The expansion of solar projects has the possibility to remain on this track: supply chain issues and raw material prices do not plague these projects as much as other businesses. Solar panels and other electronic components are generally manufactured in Asian countries and, with good timing of the order, they can arrive when a solar park project gets to the construction phase. Although metals are needed in significant amounts for the framework of solar panels, this part represents just a small portion of the overall costs. It follows that price increases of steel and aluminum do not present such a challenge for solar projects as for wind projects, for example, where a single wind turbine may require hundreds of tons of steel.
While the rapid spread of solar parks serves the protection of our environment, it can clash with the same agenda when developments happen to the detriment of fertile land.
The Hungarian regulation navigates the issue elegantly: special approval by the land authority is not needed for small capacity solar power plants if they are to be placed on lower-quality arable land. The small capacity requirement means that the nominal capacity of such a solar power plant should be under 0.5 megawatts. The capacity limitation does not stand in the way of investors who intend to utilize the exemption from authority approval – solar parks can be realized in multiple projects. Besides easier licensing, it can be less burdensome to fund smaller power plants, as well as cheaper and simpler to connect them to a network.

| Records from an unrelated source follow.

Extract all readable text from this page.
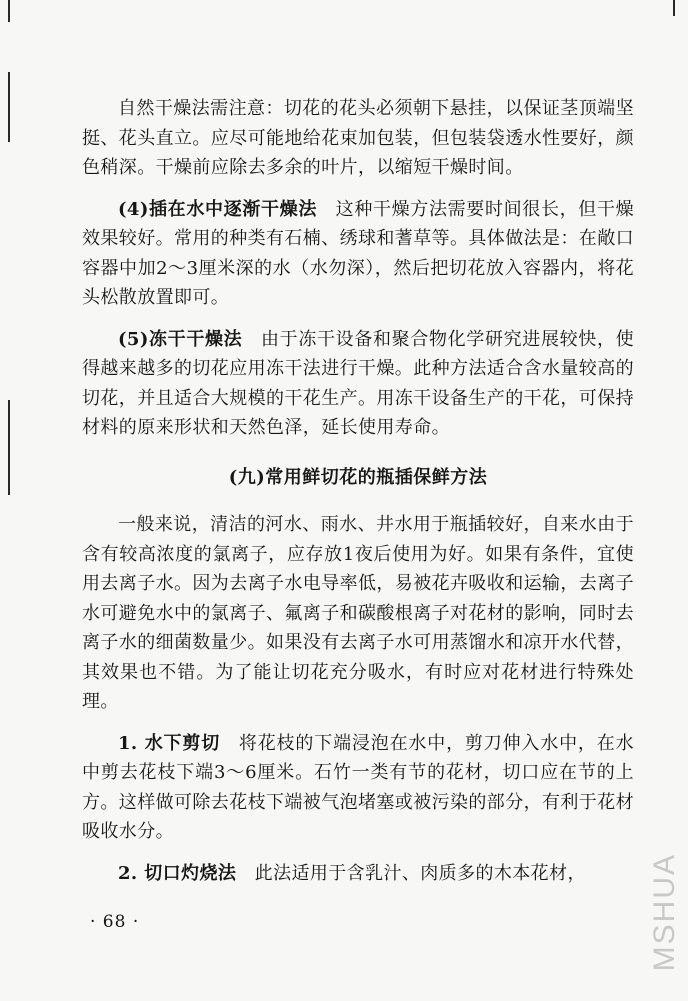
自然干燥法需注意：切花的花头必须朝下悬挂，以保证茎顶端坚挺、花头直立。应尽可能地给花束加包装，但包装袋透水性要好，颜色稍深。干燥前应除去多余的叶片，以缩短干燥时间。

(4)插在水中逐渐干燥法　 这种干燥方法需要时间很长，但干燥效果较好。常用的种类有石楠、绣球和蓍草等。具体做法是：在敞口容器中加2～3厘米深的水（水勿深），然后把切花放入容器内，将花头松散放置即可。

(5)冻干干燥法　 由于冻干设备和聚合物化学研究进展较快，使得越来越多的切花应用冻干法进行干燥。此种方法适合含水量较高的切花，并且适合大规模的干花生产。用冻干设备生产的干花，可保持材料的原来形状和天然色泽，延长使用寿命。

(九)常用鲜切花的瓶插保鲜方法

一般来说，清洁的河水、雨水、井水用于瓶插较好，自来水由于含有较高浓度的氯离子，应存放1夜后使用为好。如果有条件，宜使用去离子水。因为去离子水电导率低，易被花卉吸收和运输，去离子水可避免水中的氯离子、氟离子和碳酸根离子对花材的影响，同时去离子水的细菌数量少。如果没有去离子水可用蒸馏水和凉开水代替，其效果也不错。为了能让切花充分吸水，有时应对花材进行特殊处理。

1. 水下剪切　 将花枝的下端浸泡在水中，剪刀伸入水中，在水中剪去花枝下端3～6厘米。石竹一类有节的花材，切口应在节的上方。这样做可除去花枝下端被气泡堵塞或被污染的部分，有利于花材吸收水分。

2. 切口灼烧法　 此法适用于含乳汁、肉质多的木本花材，

· 68 ·	MSHUA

There is, however, an upside-down logic in the regulation of solar projects. Arable land may only be acquired by individuals with a certain qualification, in a strict and lengthy process. If a company intends to invest in a solar park, it first has to realize the project on arable land owned by a third party. The investor will be able to acquire ownership of the land only after the solar park is ready and the land is officially requalified. Of course, risks can be decreased by well-structured contracts and indemnities.
It is not unprecedented in practice that landowners provide right of use on their land to a solar park investor. Right of use is indicated in the land registry and investors may refer to it before financial institutions in order to secure funding for their project. However, one must be cautious with this kind of security: right of use may be applied in the case of buildings and it is untested whether solar parks indeed fall under this term.
The legislature also aimed to mitigate the loss of fertile land by extending special treatment to investors who install agrophotovoltaic systems (APV). In solar parks utilizing such systems, solar panels are placed on a higher framework to make agriculture possible – the land under them is used for pasture or growing crops. This way, the solar panels provide shade to animals and plants susceptible to intense direct sunlight, slow down the evaporation of moisture from the soil, and can even protect against frost. In the case of APVs, the land continues to qualify as arable, and the owner may not lose eligibility for EU agricultural subsidies. It must be noted, however, that the regulation on APVs is not complete – the specifications of APVs enjoying special treatment are yet to be adopted.
If investors and regulators keep on considering and mitigating the pitfalls of solar projects, we can all look forward to a bright future.